O escritor Ramalho Ortigão, que refletiu sobre os ambientes de jogo e das tertúlias em redor deste divertimento a dinheiro, descreveu em As Farpas, uma experiência sua:
[1]“aquela em que estive, e que denominam o Celeste Imperio, pareceu-me ser um estabelecimento inteiramente respeitável e digníssimo. Recomendo-o vivamente a todos os viajantes, principalmente aos filhos de famílias, aos mancebos morigerados que desejem tornar-se benquistos na sociedade, aos caixeiros de comércio que pretendam estabelecer-se por conta própria, aos que tiverem negócios pendentes dos tribunais ou das repartições do Estado, e finalmente em geral a todos quantos prezarem a sólida convivência de pessoas gradas e doutas, que mais tarde lhes poderão servir de auxilio, de protecção e de arrimo na espinhosa senda da vida!”.

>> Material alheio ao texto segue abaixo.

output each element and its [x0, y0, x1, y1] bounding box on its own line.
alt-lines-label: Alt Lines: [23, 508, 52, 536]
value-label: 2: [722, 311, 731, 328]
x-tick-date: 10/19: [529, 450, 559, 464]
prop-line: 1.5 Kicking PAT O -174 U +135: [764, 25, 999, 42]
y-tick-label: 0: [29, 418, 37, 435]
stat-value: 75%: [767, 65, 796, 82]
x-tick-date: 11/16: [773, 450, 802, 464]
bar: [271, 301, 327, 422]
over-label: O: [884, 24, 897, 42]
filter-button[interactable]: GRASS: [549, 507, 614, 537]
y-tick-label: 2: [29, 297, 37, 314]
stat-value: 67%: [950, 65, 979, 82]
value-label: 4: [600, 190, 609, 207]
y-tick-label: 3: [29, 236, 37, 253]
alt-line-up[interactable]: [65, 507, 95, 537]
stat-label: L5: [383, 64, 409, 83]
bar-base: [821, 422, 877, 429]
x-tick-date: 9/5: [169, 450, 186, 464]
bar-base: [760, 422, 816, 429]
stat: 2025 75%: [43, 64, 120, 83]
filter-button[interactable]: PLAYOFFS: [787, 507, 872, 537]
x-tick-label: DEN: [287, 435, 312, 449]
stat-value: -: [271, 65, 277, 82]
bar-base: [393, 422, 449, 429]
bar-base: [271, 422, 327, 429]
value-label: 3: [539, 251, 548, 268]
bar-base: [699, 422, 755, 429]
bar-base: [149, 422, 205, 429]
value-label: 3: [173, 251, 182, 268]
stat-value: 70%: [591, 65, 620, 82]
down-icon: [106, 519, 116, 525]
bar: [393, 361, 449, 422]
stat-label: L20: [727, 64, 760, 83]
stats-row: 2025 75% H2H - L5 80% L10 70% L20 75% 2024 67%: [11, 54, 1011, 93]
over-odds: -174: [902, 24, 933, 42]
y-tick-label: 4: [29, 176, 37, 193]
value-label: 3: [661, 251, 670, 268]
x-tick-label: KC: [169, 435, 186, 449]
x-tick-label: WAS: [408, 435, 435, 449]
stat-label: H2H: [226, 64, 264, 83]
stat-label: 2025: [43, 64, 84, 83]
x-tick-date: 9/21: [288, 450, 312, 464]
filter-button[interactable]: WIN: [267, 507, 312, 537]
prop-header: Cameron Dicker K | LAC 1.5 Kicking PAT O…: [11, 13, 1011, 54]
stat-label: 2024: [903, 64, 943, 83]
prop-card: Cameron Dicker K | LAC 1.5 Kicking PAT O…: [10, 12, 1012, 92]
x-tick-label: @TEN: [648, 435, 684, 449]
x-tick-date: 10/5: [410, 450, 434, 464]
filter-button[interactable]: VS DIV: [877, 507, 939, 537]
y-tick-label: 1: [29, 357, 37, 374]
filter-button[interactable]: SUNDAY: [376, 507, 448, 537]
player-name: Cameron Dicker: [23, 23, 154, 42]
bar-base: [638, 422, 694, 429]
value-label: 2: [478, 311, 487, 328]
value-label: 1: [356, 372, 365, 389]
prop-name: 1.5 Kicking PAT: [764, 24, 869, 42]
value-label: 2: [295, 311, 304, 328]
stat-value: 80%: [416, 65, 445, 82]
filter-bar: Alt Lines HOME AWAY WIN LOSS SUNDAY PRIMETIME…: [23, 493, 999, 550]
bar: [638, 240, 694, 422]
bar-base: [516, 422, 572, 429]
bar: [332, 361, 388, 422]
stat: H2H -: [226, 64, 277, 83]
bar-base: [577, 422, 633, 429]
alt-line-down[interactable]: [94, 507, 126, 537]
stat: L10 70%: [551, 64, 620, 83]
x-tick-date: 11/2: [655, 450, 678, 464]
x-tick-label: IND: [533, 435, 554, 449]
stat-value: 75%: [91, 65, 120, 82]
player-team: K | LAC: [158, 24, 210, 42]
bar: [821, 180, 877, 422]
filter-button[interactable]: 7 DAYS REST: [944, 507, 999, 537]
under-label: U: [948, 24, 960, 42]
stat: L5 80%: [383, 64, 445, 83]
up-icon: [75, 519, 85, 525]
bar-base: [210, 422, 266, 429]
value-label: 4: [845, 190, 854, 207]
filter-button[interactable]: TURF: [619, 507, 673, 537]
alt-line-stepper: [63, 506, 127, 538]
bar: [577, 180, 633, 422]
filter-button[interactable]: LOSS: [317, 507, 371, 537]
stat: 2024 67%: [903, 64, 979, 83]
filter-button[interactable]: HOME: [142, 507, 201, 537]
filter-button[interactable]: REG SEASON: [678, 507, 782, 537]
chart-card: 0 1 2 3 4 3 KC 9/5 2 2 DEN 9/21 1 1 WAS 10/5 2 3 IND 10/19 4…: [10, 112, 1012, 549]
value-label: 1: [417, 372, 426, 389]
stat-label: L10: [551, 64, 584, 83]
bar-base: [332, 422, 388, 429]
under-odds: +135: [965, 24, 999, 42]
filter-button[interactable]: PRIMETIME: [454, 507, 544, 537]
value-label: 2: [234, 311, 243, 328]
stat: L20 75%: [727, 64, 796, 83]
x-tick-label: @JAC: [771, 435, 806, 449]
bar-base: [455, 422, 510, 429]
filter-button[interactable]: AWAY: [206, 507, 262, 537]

As suas saborosas crónicas descreviam os ambientes que marcavam uma época de enorme entusiasmo, com vivências entrelaçadas nas múltiplas novidades. O lazer imperava em zonas estrategicamente colocadas ao seu dispor.
A propósito respiga-se este parágrafo que descreve bem o contexto:
[1]“uma espessa atmosfera de fumo dos charutos, impregnada dos vapores do álcool, da cerveja e do café, envolve aquele grande ruido. Às portas mulheres do povo, homens de cajados e jalecas ao ombro olham apinhados e em bicos de pés (…). Em todos os cafés há um compartimento suplementar em que se joga o monte ou a roleta; em um deles passa-se da sala do bufete ao jardim, onde se acha a roleta instalada n’um bonito pavilhão.
Descrições de antanho, com marca de um passado que povoava as salas do pano verde.
António Jorge Lé
[1] ORTIGÃO, Ramalho, As Farpas I, Lisboa, Círculo de Leitores, 1987, pp. 118-119.